What’s the right way to execute this involving the Distributed package? what’s the correct wrokflow to process data frames in MLJ using distribted or multi-threaded processes? Feel free to share some pointers or examples.
Thanks

That doesn’t sound like a Pluto issue, but simply OOM? Not sure what you mean by “1 M observations, although the size s about 75M” but if you’ve got 75m rows and you one-hot encode some vector, generating a bunch of additional columns, it’s maybe not surprising to run out of memory?

In any event probably useful to just run your code in the REPL to try and get an error message that isn’t obscured by Malt.

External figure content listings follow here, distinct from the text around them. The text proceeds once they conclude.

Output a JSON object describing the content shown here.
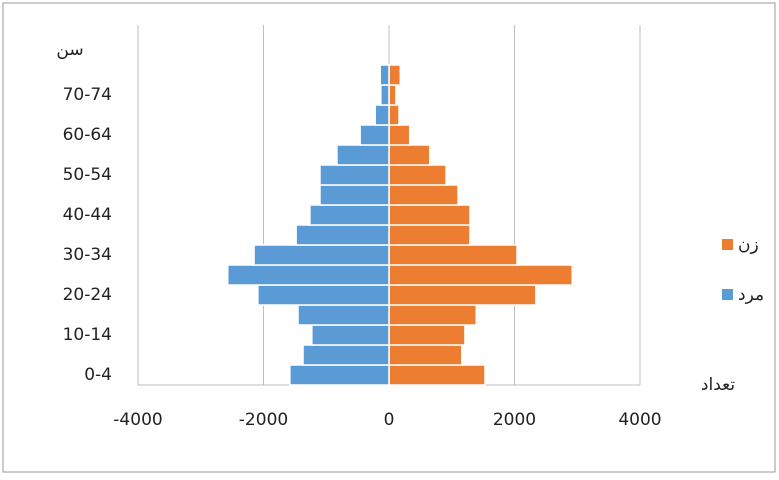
{
  "chart_data": {
    "type": "bar",
    "orientation": "horizontal",
    "stacked": true,
    "y_label": "سن",
    "x_label": "تعداد",
    "categories": [
      "0-4",
      null,
      "10-14",
      null,
      "20-24",
      null,
      "30-34",
      null,
      "40-44",
      null,
      "50-54",
      null,
      "60-64",
      null,
      "70-74",
      null
    ],
    "series": [
      {
        "name": "زن",
        "color": "#ed7d31",
        "values": [
          1530,
          1160,
          1210,
          1390,
          2340,
          2920,
          2040,
          1290,
          1290,
          1100,
          910,
          650,
          330,
          160,
          110,
          180
        ]
      },
      {
        "name": "مرد",
        "color": "#5b9bd5",
        "values": [
          -1580,
          -1370,
          -1230,
          -1450,
          -2090,
          -2570,
          -2150,
          -1480,
          -1260,
          -1100,
          -1100,
          -830,
          -460,
          -220,
          -130,
          -140
        ]
      }
    ],
    "xlim": [
      -4000,
      4000
    ],
    "xticks": [
      -4000,
      -2000,
      0,
      2000,
      4000
    ],
    "grid": true,
    "legend": "right"
  }
}
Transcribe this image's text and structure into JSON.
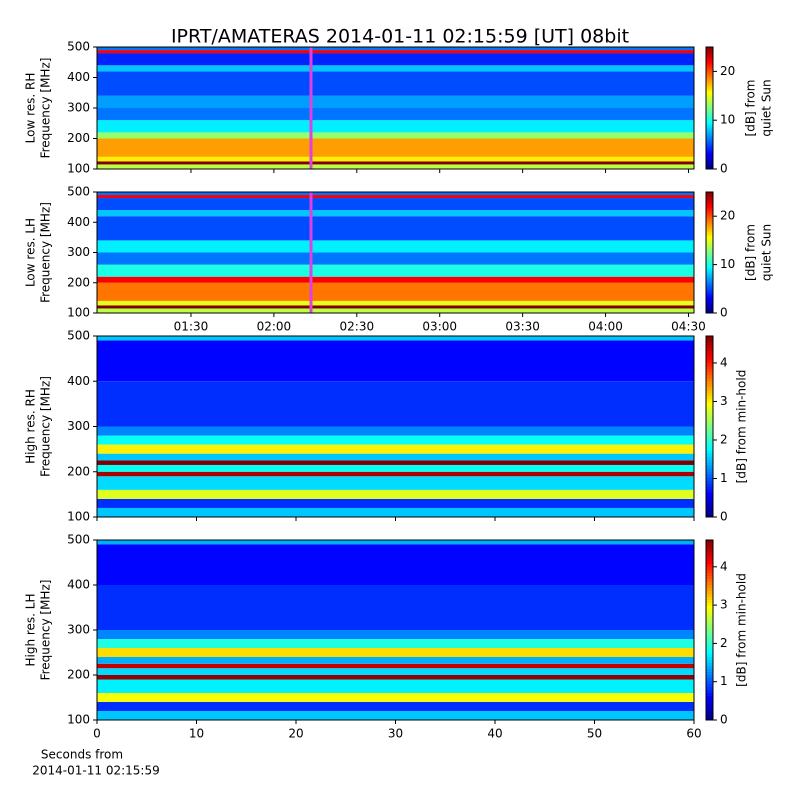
{
  "chart_data": [
    {
      "type": "heatmap",
      "title": "IPRT/AMATERAS 2014-01-11 02:15:59 [UT]   08bit",
      "ylabel": [
        "Low res. RH",
        "Frequency [MHz]"
      ],
      "colorbar_label": [
        "[dB] from",
        "quiet Sun"
      ],
      "ylim": [
        100,
        500
      ],
      "yticks": [
        100,
        200,
        300,
        400,
        500
      ],
      "y_edges": [
        100,
        115,
        125,
        140,
        200,
        220,
        260,
        300,
        340,
        420,
        440,
        480,
        490,
        500
      ],
      "values": [
        14,
        25,
        16,
        18,
        13,
        9,
        6,
        7,
        5,
        8,
        4,
        22,
        6
      ],
      "clim": [
        0,
        25
      ],
      "cticks": [
        0,
        10,
        20
      ]
    },
    {
      "type": "heatmap",
      "ylabel": [
        "Low res. LH",
        "Frequency [MHz]"
      ],
      "colorbar_label": [
        "[dB] from",
        "quiet Sun"
      ],
      "ylim": [
        100,
        500
      ],
      "yticks": [
        100,
        200,
        300,
        400,
        500
      ],
      "xlim": [
        "00:56",
        "04:32"
      ],
      "xticks": [
        "01:30",
        "02:00",
        "02:30",
        "03:00",
        "03:30",
        "04:00",
        "04:30"
      ],
      "y_edges": [
        100,
        115,
        125,
        140,
        200,
        220,
        260,
        300,
        340,
        420,
        440,
        480,
        490,
        500
      ],
      "values": [
        14,
        25,
        15,
        19,
        22,
        10,
        6,
        9,
        5,
        8,
        5,
        22,
        6
      ],
      "clim": [
        0,
        25
      ],
      "cticks": [
        0,
        10,
        20
      ]
    },
    {
      "type": "heatmap",
      "ylabel": [
        "High res. RH",
        "Frequency [MHz]"
      ],
      "colorbar_label": [
        "[dB] from min-hold"
      ],
      "ylim": [
        100,
        500
      ],
      "yticks": [
        100,
        200,
        300,
        400,
        500
      ],
      "y_edges": [
        100,
        120,
        140,
        160,
        190,
        200,
        215,
        225,
        240,
        260,
        280,
        300,
        400,
        490,
        500
      ],
      "values": [
        1.5,
        0.8,
        2.8,
        1.6,
        4.5,
        1.8,
        4.7,
        1.5,
        3,
        1.8,
        1.2,
        0.8,
        0.6,
        1.5
      ],
      "clim": [
        0,
        4.7
      ],
      "cticks": [
        0,
        1,
        2,
        3,
        4
      ]
    },
    {
      "type": "heatmap",
      "ylabel": [
        "High res. LH",
        "Frequency [MHz]"
      ],
      "colorbar_label": [
        "[dB] from min-hold"
      ],
      "xlabel": [
        "Seconds from",
        "2014-01-11 02:15:59"
      ],
      "ylim": [
        100,
        500
      ],
      "yticks": [
        100,
        200,
        300,
        400,
        500
      ],
      "xlim": [
        0,
        60
      ],
      "xticks": [
        0,
        10,
        20,
        30,
        40,
        50,
        60
      ],
      "y_edges": [
        100,
        120,
        140,
        160,
        190,
        200,
        215,
        225,
        240,
        260,
        280,
        300,
        400,
        490,
        500
      ],
      "values": [
        1.5,
        0.8,
        2.9,
        1.7,
        4.6,
        1.6,
        4.4,
        1.4,
        3.1,
        1.9,
        1.2,
        0.8,
        0.6,
        1.4
      ],
      "clim": [
        0,
        4.7
      ],
      "cticks": [
        0,
        1,
        2,
        3,
        4
      ]
    }
  ]
}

Sorry! The way I put it is misleading. I actually meant to indicate that I was running the code from Pluto.
The actual issue is with the one-hot encoding, which bloats the dataset and then I suspect the memory allocation fails. Thus, the process exits…
What I really wanted from the post was to find out what workflow you guys use, especially a distributed version, when handling a large dataset with DataFrames and MLJ
Regards

One-hot code bloating is exasperated by any high cardinality features you have. You could try entity embedding: instead of a fixed high-dimensional representation of a feature class, you learn a lower dimensional representation by training using a supervised neural network (NN) that includes embedding layers. The NN may not give the best predictive performance, but once you have the embeddings, you can use these instead of one-not-encoding with whatever supervised model you like. (EvoTreesClassifier or EvoTreesRegressor, the Julia native gradient tree boosters, are pretty good first choices for structured data.).

The NN models provided by MLJFlux now provide entity embedding; an example and citation of the Entity Embedding paper is here. IIdeally, you should think about the dimension you need for each multi-class variable, and specify these explicitly, as the defaults are just crude caps on the dimension.

@EssamWisam is working on a version of these models that can be used in a pipeline, but for now you will need to separately train and apply transform using the NN before passing this on manually to your supervised model of choice.

To iron out any issues, I suggest you try this out first with a much smaller version of your dataset on a single process.